Non bastavano le numerose task force composte da centinaia di esperti, istituite in primavera, e delle quali sembrano essersi perse le tracce? La risposta non è scontata come sembrerebbe. Oggi Conte è in una posizione più precaria rispetto ai mesi scorsi, e anche questo può spiegare l’arruolamento di tanti soggetti.

Ciascuno dei 300 esperti, infatti, porta “in dote” una propria rete di sostegno che potrebbe far comodo al presidente del Consiglio.

Ci si domanda però quali saranno i criteri di selezione dei componenti e se tali criteri saranno improntati a quella “diversity” (per genere, età, esperienza anche internazionale ecc.) che assicura decisioni più idonee a contemperare istanze differenti e concomitanti. Peraltro, la moltiplicazione dei soggetti coinvolti amplifica il rischio di conflitti di interessi. 

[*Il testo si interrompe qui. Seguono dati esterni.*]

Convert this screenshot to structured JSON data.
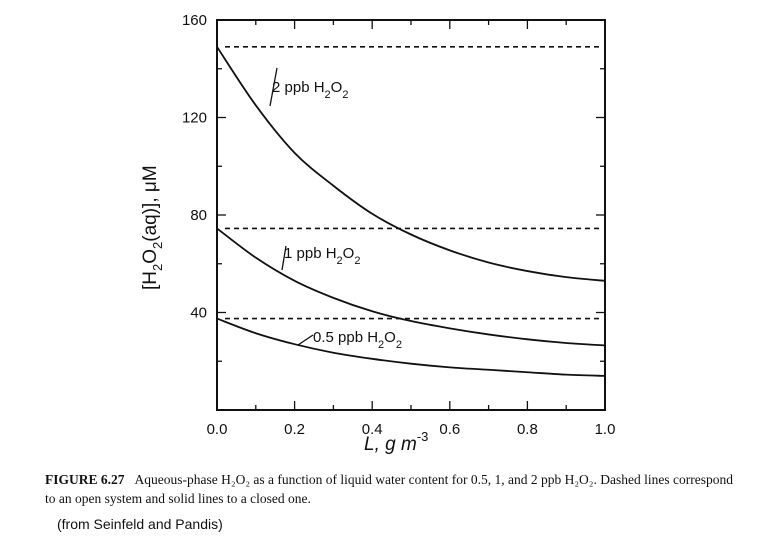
{
  "chart_data": {
    "type": "line",
    "x_ticks": [
      "0.0",
      "0.2",
      "0.4",
      "0.6",
      "0.8",
      "1.0"
    ],
    "y_ticks": [
      "40",
      "80",
      "120",
      "160"
    ],
    "xlim": [
      0,
      1.0
    ],
    "ylim": [
      0,
      160
    ],
    "xlabel": {
      "main": "L, g m",
      "sup": "-3"
    },
    "ylabel": {
      "p1": "[H",
      "s1": "2",
      "p2": "O",
      "s2": "2",
      "p3": "(aq)], μM"
    },
    "series": [
      {
        "label": {
          "text": "2 ppb H",
          "s1": "2",
          "mid": "O",
          "s2": "2"
        },
        "open_value": 149,
        "closed": [
          [
            0.0,
            149
          ],
          [
            0.1,
            125
          ],
          [
            0.2,
            105.5
          ],
          [
            0.3,
            92
          ],
          [
            0.4,
            80.5
          ],
          [
            0.5,
            72
          ],
          [
            0.6,
            65.5
          ],
          [
            0.7,
            60.5
          ],
          [
            0.8,
            57
          ],
          [
            0.9,
            54.5
          ],
          [
            1.0,
            53
          ]
        ]
      },
      {
        "label": {
          "text": "1 ppb H",
          "s1": "2",
          "mid": "O",
          "s2": "2"
        },
        "open_value": 74.5,
        "closed": [
          [
            0.0,
            74.5
          ],
          [
            0.1,
            62.5
          ],
          [
            0.2,
            53
          ],
          [
            0.3,
            46
          ],
          [
            0.4,
            40.5
          ],
          [
            0.5,
            36.5
          ],
          [
            0.6,
            33.5
          ],
          [
            0.7,
            31
          ],
          [
            0.8,
            29
          ],
          [
            0.9,
            27.5
          ],
          [
            1.0,
            26.5
          ]
        ]
      },
      {
        "label": {
          "text": "0.5 ppb H",
          "s1": "2",
          "mid": "O",
          "s2": "2"
        },
        "open_value": 37.5,
        "closed": [
          [
            0.0,
            37.5
          ],
          [
            0.1,
            31.5
          ],
          [
            0.2,
            27
          ],
          [
            0.3,
            23.5
          ],
          [
            0.4,
            21
          ],
          [
            0.5,
            19
          ],
          [
            0.6,
            17.5
          ],
          [
            0.7,
            16.5
          ],
          [
            0.8,
            15.5
          ],
          [
            0.9,
            14.5
          ],
          [
            1.0,
            14
          ]
        ]
      }
    ]
  },
  "caption": {
    "label": "FIGURE 6.27",
    "text": "Aqueous-phase H₂O₂ as a function of liquid water content for 0.5, 1, and 2 ppb H₂O₂. Dashed lines correspond to an open system and solid lines to a closed one."
  },
  "source": "(from Seinfeld and Pandis)"
}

C’è poi un’ultima domanda: di chi sarà la colpa se le cose andranno male? Sorge il sospetto che la numerosità dei componenti della struttura possa essere preordinata pure a determinare una polverizzazione delle responsabilità.

Il governo spiegherà di essere stato animato da buone intenzioni, mettendo il maggior numero di esperti al servizio del bene comune, e Conte ha già dichiarato che essi sono «il meglio del Paese». Ma resterà il sospetto. Anche perché dopo dieci mesi di pandemia la fiducia scarseggia.